Consultation du 11/04/2025 au 03/05/2025 - 3788 contributions

Le projet d’arrêté ministériel soumis à la consultation du public consiste en une mise à jour de la réglementation relative à la détention d’animaux d’espèces non domestiques.

Le ministère de la transition écologique, de la biodiversité, de la forêt, de la mer et de la pêche a travaillé à partir de 2021 à la mise à jour de l’arrêté du 8 octobre 2018 fixant les règles générales de détention d’animaux d’espèces non domestiques afin d’en corriger les coquilles, de le rendre plus lisible et de modifier certaines dispositions dans l’objectif de faciliter sa mise en œuvre. Des groupes de travail ont ainsi été organisés en 2021 afin de recueillir les avis de l’ensemble des parties prenantes sur les modifications à mettre en place.

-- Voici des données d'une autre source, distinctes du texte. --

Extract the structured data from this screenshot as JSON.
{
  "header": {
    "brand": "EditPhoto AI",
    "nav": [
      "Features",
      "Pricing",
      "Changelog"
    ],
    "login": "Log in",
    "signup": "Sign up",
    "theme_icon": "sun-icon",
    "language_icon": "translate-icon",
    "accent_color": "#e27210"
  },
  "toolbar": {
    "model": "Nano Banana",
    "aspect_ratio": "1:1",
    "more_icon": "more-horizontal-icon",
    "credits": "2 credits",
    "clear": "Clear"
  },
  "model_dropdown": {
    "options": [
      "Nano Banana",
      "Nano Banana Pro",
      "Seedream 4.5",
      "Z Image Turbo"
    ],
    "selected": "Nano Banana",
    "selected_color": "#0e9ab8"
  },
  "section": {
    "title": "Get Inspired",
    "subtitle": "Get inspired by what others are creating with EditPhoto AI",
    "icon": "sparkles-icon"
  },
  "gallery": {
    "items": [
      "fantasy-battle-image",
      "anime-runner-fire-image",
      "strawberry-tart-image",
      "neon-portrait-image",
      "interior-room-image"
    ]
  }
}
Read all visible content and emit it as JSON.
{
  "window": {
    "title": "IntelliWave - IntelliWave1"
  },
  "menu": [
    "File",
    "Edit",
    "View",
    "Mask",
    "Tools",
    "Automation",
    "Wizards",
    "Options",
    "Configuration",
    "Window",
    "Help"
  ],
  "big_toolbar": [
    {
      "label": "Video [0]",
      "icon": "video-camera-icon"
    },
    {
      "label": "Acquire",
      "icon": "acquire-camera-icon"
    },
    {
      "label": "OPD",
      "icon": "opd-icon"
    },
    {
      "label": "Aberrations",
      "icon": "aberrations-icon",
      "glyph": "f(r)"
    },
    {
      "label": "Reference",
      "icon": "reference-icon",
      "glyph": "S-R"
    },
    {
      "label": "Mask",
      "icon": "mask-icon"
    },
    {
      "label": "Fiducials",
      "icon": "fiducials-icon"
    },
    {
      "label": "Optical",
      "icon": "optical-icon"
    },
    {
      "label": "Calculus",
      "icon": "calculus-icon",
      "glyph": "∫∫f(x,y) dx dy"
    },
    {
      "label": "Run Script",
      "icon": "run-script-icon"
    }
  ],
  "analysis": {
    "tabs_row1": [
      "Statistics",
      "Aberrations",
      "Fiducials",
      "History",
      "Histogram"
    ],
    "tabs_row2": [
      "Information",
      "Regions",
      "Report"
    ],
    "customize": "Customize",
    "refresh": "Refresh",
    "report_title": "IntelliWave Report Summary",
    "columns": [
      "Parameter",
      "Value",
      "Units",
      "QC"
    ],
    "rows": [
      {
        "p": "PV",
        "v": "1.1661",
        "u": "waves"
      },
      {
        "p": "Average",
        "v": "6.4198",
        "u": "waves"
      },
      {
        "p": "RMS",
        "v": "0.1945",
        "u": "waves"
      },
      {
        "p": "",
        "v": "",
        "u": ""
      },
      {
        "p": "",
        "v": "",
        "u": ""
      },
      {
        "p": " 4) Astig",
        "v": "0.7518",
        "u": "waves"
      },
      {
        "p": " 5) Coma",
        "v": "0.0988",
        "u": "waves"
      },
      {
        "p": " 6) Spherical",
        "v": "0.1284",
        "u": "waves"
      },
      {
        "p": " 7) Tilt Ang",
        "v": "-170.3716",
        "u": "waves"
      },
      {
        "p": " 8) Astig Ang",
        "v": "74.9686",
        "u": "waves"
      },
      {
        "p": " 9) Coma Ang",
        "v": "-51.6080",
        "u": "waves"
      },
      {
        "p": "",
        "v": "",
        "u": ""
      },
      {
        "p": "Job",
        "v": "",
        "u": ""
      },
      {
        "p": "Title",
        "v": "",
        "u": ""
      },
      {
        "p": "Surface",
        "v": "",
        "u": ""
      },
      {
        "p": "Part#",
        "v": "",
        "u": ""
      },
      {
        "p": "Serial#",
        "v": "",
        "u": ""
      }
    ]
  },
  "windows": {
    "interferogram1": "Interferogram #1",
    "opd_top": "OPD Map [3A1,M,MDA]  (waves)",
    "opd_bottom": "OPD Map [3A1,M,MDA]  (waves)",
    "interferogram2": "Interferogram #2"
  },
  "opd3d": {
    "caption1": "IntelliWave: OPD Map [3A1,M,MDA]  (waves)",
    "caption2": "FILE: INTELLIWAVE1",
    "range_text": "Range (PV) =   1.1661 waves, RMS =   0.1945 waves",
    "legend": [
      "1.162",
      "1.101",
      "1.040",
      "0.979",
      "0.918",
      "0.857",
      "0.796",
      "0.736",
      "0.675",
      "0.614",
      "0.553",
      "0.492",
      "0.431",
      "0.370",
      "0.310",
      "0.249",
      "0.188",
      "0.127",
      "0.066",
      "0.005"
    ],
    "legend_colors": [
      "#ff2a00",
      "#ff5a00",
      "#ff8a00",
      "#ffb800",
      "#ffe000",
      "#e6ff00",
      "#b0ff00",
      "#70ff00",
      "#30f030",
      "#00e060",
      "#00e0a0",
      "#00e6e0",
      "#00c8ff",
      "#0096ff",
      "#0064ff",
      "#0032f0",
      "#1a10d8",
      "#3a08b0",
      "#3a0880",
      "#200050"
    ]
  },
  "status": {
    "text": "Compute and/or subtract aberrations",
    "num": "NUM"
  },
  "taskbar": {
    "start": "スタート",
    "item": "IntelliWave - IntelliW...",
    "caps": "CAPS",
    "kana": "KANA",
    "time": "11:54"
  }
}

Ce projet d’arrêté modificatif a reçu un avis favorable, avec des demandes de modifications qui ont été prises en compte, de la part de la Commission Nationale Consultative pour la Faune Sauvage Captive (CNCFSC), en formation d’étude pour la faune sauvage, réunie le 18 septembre 2024. Il a également reçu un avis favorable de la part du Conseil national de la Protection de la Nature (CNPN), réuni le 16 octobre 2024.

La version du projet d’arrêté ministériel prenant en compte les modifications à la suite de ces consultations est celle soumise à la consultation du public. Les modifications les plus notables du projet de texte sont résumées ci-dessous.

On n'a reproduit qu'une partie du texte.